Son terör olaylarının iyice adı konmalıdır; bu meseleye de dar Hükümet ideolojisi penceresinden değil geniş devlet ufkundan bakılmalıdır. Fasit daire içinde bilimsel olmayan tahminler bizi devlet adına çözüme götürmez; ülkede dünya kadar istihbarat ve terör uzmanı vardır, bunlardan iktidar yanlısı olmayan birkaçı seçilir tahlili yaptırılır; bütün uzmanlar AKP’li değildir ya! Tek yanlı görüşlerle doğru yolu bulamazsınız; muhalefetin yetersiz olduğuna belki halkı iknaa edersiniz ama çözüm yolunu bulamazsınız. Devlet, milletin tümüdür!
En doğrusu terör için bir “Milli Mutabakat Zirvesi” yapmalısınız; sizin adamlar, makama, isteğe göre lâf veriyor ve doğru söylemiyor; “Akil Adamlar” da akıllı adamlar değildir; hele yandaş medya var ya dostlar başına camii cemaatına vaaz verir gibi devlet adamlarına ders veriyorlar! Allah aşkına bunların terör ve ayrılıkçılık konusunda ne gibi eğitimleri vardır? Sosyoloji-psikoloji, tarih mi okumuşlardır! Besmelesiz insanlar besmeleden ne anlar; bu işler tasavvurla yürümez; birikim, bilgi ve eğitim ister.

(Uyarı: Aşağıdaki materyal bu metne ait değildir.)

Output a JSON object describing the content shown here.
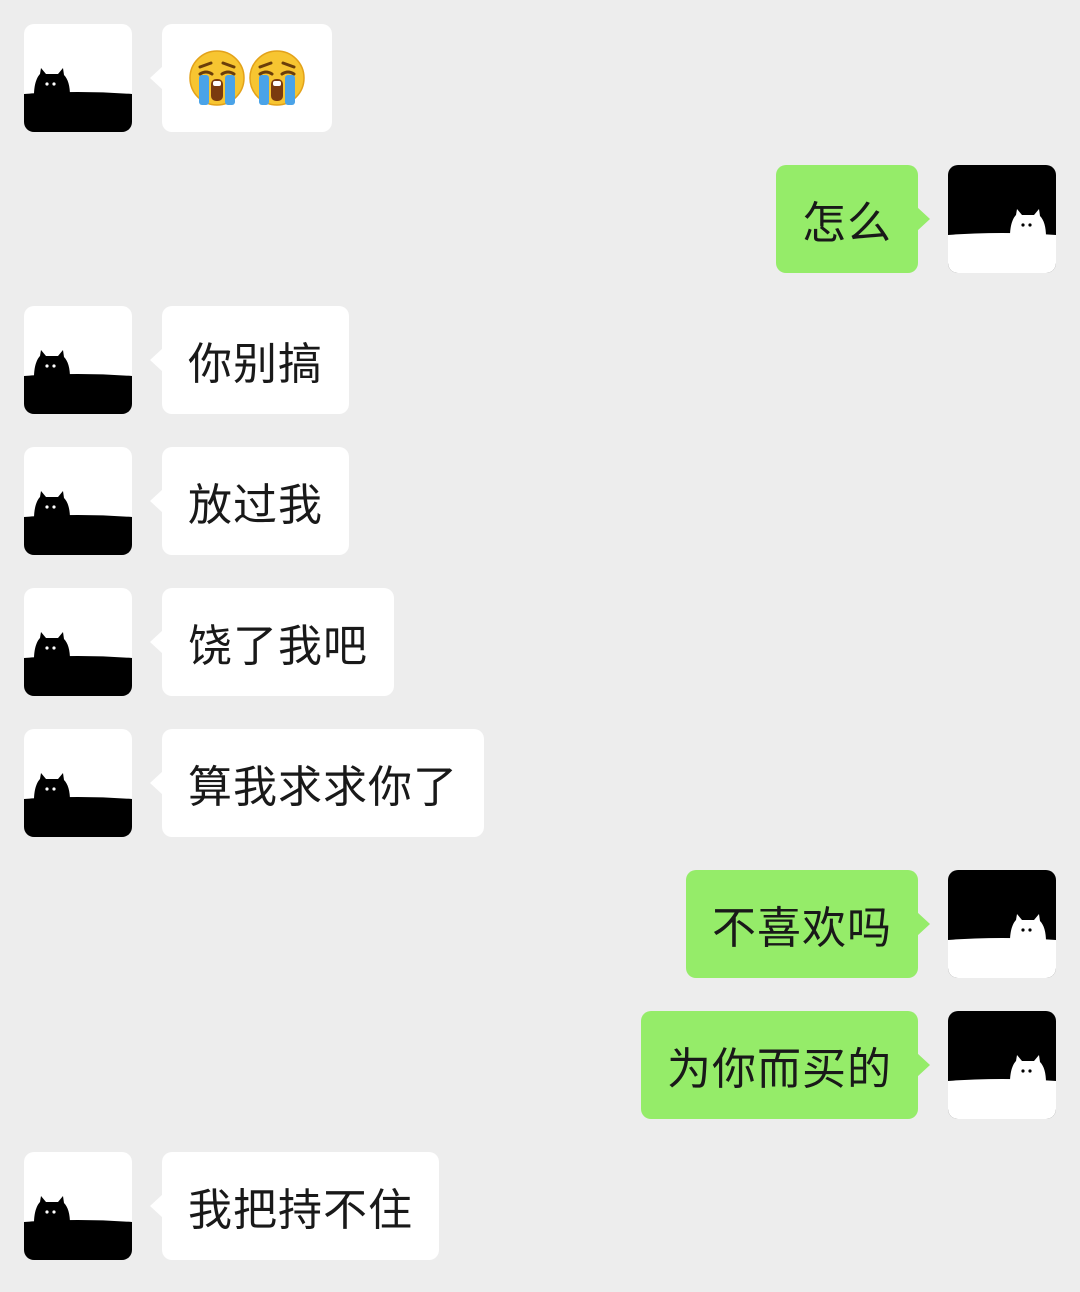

ABD’ye para şile akıl verenler biraz da kendi devletine akıl verse ne olur?
Elbette ülkemiz için Allah hayırlısını versin! Fakat iyi dilek dilemekle işler iyi gitmiyor; terör can yakıyor ve topluma korku veriyor; milleti sindiriyor; bölücülük halkı canından bezdirmiştir. Şehid cenazesi gelmeyebilir, lâkin teröristbaşına “Devlet Muamelesi” yapılması daha çok hüzün ve yılgınlık getiriyor; milleti evinden vuruyor. Yani her 500-1000 kişi toplanıp silâhlansa bu millet ve devletin meşru güçleri bunlara boyun mu eğecek; böyle bir şey düşünmek mümkün mü? Elbette daha dirayetli ve güçlü olmak gerekiyor; devlet sabırlıdır ama kendine yönelen tehlikeleri de vaazla geçiştirmesi, korsanla müzakere eder gibi müzakerelere başlaması, yeni özentilere cesaret kazandırmaktan başka işe yaramaz.
Günahsız insanları terörden korumak devletin ilk görevidir. Onun için “Ya Devlet Başa Yahud Kuzgun Leşe” demişler; yani devletin yerini hiçbir şeyin tutmayacağı ifâde edilmektedir. Varsa da yoksa da devlet!